The Kansas City Chiefs defense has been the topic of conversation recently -- but in a good way because they're good.
Well, that's a whole other can of worms.
The Chiefs offense has been, for the most part, very disappointing. They haven't yet, through two games, been able to demonstrate that they can consistently drive up and down the field and punch it in for touchdowns.
On Sunday against the Browns, Chiefs QB Matt Cassel lead his team on two drives that spanned 11 or more plays and 60 or more yards. Now this is a good thing. The yards per play is very low, but whatever. They're getting into the opponent's red zone, which is the key. Unfortunately, they were only able to get six points out of those two drives.
The Chiefs won the game on Sunday against the Browns but the offense didn't score a touchdown. How often can that happen?
There was talk about the Chargers loss last week to the Chiefs being a fluke. I understood where those that said that were coming from because the Chiefs scored on a 50-plus yard touchdown run, punt return and a touchdown set up by a forced fumble. The Chiefs offense wasn't forced to go 60, 70 or 80 yards and score a touchdown.
At some point they'll have to do that.
Cassel's play in the first half against the Browns was border-line embarrassing. He turned the ball over, wasn't completing many passes and generally giving the impressive that he was holding the offense back.
The second half Cassel turned things around and led the Chiefs on two long field goal-scoring drives. It'd be nice if they could punch those in but for Cassel that's improvement.

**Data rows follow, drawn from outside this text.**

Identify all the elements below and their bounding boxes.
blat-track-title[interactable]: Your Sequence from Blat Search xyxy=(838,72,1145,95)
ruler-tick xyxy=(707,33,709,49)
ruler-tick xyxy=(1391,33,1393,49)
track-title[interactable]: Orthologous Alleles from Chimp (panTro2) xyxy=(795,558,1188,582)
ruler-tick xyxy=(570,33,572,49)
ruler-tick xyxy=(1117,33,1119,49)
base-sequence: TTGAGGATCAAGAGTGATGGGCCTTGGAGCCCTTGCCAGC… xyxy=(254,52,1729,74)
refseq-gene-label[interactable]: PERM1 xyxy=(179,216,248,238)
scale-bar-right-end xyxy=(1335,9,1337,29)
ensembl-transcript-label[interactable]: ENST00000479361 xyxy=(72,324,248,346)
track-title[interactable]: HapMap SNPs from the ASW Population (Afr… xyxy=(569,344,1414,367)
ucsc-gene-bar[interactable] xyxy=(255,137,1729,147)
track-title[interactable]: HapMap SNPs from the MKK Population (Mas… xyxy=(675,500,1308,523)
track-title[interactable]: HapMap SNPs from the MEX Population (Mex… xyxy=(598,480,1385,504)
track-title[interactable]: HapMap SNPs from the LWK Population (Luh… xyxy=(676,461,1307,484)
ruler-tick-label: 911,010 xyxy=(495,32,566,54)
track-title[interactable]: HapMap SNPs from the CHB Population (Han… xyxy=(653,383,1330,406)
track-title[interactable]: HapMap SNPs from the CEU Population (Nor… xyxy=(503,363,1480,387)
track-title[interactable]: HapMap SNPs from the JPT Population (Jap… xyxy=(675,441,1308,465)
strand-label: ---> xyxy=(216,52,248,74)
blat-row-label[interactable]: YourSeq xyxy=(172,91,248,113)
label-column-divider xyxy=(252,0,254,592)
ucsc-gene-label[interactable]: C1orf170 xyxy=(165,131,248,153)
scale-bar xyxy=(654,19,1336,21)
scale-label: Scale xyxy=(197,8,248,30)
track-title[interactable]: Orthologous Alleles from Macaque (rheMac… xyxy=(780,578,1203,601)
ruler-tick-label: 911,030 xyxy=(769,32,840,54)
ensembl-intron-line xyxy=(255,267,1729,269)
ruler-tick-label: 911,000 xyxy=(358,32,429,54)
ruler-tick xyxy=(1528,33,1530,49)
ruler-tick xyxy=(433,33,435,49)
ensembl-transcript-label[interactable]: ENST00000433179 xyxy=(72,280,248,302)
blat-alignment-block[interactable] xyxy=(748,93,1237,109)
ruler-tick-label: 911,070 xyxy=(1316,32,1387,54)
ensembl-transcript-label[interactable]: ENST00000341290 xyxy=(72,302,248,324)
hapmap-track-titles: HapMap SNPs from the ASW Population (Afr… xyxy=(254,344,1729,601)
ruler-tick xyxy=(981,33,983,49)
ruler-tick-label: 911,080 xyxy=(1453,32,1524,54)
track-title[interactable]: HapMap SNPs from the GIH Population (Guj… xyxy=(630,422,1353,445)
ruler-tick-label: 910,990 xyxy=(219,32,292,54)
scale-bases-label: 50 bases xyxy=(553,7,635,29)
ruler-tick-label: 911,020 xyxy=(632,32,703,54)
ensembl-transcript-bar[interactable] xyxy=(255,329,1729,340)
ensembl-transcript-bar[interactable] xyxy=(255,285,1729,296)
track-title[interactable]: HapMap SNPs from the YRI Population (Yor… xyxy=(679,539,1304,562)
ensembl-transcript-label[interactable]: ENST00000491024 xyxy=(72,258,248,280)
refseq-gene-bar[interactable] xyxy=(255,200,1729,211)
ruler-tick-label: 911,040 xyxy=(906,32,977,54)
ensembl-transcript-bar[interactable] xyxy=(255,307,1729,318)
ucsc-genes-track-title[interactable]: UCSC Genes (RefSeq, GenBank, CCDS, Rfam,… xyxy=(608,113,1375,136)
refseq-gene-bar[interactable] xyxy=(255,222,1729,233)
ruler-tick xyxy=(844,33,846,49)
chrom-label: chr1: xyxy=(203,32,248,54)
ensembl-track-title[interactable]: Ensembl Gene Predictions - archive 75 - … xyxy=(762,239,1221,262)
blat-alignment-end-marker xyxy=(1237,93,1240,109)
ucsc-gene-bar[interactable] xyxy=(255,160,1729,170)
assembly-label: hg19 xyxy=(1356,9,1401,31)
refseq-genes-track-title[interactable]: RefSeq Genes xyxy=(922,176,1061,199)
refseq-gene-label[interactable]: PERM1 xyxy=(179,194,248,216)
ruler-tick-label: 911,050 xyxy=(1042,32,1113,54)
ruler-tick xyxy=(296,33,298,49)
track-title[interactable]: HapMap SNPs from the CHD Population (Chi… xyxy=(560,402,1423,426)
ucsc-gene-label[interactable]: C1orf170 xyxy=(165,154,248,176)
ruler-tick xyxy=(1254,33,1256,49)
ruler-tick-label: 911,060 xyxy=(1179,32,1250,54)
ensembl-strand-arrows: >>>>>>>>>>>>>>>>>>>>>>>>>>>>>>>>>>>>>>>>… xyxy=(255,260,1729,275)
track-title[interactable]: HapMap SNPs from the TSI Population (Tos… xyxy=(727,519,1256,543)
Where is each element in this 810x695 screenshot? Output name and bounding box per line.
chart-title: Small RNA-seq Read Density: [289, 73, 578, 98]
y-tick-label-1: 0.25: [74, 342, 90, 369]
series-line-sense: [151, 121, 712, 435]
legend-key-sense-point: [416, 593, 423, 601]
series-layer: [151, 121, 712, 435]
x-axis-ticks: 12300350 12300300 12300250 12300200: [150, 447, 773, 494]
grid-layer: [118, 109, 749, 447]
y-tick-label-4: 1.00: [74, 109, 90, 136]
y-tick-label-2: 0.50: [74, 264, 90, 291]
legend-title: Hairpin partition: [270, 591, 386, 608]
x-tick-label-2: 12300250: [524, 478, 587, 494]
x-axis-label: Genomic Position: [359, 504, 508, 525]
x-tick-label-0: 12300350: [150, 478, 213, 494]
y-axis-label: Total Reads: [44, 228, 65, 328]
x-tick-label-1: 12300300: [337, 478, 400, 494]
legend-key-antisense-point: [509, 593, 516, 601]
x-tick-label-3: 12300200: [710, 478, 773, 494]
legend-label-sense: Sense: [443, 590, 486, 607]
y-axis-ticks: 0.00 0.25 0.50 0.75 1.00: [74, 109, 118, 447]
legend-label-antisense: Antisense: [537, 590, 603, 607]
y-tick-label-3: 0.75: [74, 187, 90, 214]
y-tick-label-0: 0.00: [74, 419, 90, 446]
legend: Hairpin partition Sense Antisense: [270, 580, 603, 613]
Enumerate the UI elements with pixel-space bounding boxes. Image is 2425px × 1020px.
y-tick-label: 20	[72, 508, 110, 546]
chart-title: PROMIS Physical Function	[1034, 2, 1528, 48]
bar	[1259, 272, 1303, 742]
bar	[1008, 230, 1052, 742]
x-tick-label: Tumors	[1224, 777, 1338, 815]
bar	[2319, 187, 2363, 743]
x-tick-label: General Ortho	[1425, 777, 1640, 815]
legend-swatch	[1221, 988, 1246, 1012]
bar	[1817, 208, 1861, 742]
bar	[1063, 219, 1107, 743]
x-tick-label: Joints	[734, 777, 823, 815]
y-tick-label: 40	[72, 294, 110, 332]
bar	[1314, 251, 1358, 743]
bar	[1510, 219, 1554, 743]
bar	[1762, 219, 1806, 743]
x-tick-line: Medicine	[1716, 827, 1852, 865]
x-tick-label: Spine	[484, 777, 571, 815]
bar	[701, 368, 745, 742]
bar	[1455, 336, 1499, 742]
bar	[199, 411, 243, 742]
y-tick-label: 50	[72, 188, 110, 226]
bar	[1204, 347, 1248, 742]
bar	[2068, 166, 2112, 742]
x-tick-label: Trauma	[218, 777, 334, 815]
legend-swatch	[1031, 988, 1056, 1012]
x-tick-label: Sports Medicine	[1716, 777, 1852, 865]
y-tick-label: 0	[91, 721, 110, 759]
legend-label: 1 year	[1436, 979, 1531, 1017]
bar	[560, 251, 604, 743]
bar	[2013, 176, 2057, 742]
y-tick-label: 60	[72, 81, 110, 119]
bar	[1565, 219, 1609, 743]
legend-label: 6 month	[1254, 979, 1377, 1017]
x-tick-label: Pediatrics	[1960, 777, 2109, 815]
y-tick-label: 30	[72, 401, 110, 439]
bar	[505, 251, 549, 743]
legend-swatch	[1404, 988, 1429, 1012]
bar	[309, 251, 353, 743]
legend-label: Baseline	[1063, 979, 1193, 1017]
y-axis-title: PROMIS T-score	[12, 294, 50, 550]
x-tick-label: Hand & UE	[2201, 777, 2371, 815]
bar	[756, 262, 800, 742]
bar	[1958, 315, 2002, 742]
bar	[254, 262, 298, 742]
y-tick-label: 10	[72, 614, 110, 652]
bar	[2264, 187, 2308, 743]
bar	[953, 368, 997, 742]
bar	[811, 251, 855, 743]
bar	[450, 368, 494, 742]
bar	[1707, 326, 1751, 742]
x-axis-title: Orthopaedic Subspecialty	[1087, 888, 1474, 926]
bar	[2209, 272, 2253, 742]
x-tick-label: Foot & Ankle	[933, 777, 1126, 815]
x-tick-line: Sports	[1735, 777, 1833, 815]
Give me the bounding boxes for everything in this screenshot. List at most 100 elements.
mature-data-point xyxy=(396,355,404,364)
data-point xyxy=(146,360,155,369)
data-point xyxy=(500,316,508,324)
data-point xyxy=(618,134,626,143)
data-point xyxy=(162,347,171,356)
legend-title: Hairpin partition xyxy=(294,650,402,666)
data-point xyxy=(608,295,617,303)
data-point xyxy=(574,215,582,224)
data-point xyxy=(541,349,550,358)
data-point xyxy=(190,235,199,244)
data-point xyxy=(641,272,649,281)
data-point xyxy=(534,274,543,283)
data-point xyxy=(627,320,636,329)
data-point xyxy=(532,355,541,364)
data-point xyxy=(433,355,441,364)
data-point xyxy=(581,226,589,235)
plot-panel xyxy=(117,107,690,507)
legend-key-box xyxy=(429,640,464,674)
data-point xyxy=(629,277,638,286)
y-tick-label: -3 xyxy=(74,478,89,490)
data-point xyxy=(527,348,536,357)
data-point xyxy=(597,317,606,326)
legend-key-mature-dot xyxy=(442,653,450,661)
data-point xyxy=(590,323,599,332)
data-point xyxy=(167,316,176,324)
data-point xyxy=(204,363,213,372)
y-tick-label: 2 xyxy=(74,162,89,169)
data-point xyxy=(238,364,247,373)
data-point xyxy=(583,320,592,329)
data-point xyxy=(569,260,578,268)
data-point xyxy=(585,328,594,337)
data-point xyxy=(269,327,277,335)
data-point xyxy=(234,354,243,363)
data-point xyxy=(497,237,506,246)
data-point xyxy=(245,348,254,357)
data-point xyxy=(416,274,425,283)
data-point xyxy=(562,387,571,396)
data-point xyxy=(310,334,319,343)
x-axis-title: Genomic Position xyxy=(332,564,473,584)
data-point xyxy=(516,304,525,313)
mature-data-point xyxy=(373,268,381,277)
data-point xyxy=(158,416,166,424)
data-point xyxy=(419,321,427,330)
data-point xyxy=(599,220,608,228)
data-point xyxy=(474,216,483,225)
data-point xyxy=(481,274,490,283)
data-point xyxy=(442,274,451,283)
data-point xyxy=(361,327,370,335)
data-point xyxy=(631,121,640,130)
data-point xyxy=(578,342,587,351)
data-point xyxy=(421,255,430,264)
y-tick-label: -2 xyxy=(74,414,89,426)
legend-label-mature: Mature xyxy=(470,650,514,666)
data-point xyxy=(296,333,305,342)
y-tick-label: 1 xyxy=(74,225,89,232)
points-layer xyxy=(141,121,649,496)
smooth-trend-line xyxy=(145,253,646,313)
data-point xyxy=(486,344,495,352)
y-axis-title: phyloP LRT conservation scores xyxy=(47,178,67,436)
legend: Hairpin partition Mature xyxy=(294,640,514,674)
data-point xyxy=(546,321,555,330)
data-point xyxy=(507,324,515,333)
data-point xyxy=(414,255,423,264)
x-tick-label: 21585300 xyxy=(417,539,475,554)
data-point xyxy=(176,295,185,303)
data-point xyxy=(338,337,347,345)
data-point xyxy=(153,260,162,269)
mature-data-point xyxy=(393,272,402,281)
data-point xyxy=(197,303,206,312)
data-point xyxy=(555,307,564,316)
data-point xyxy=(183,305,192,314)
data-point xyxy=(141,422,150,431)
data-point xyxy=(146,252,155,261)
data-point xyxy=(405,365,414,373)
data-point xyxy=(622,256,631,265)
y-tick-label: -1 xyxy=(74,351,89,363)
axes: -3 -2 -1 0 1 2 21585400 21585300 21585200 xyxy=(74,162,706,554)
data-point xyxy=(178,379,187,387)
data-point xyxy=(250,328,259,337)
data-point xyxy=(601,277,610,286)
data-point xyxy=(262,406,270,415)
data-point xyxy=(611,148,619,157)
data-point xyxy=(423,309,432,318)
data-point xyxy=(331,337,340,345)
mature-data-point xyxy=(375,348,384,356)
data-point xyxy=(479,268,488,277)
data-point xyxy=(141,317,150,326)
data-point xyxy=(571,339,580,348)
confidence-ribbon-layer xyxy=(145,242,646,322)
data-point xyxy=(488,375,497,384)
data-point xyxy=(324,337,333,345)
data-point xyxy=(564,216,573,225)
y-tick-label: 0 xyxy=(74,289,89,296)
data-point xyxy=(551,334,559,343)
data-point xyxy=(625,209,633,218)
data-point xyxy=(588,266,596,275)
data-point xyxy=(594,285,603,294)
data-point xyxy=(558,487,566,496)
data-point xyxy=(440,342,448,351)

His final numbers are 16-of-28 for 176 yards and two interceptions. The good news is that the second half of the game showed that Cassel could move the offense up and down the field. The bad news is that we haven't seen him do that very consistently.
For now, the defense and special teams are winning games for the Chiefs. At some point, if the Chiefs are going to be taken seriously by the rest of the league, the offense will have to start clicking. There are only so many ways you can score a non-offensive touchdown.
In the end, though, Cassel has done enough to get the Chiefs the victory. His turnovers were costly, as all turnovers were, but they weren't the death blow. We've seen improvement in some areas from Cassel but the inconsistencies will be difficult to overcome in the future.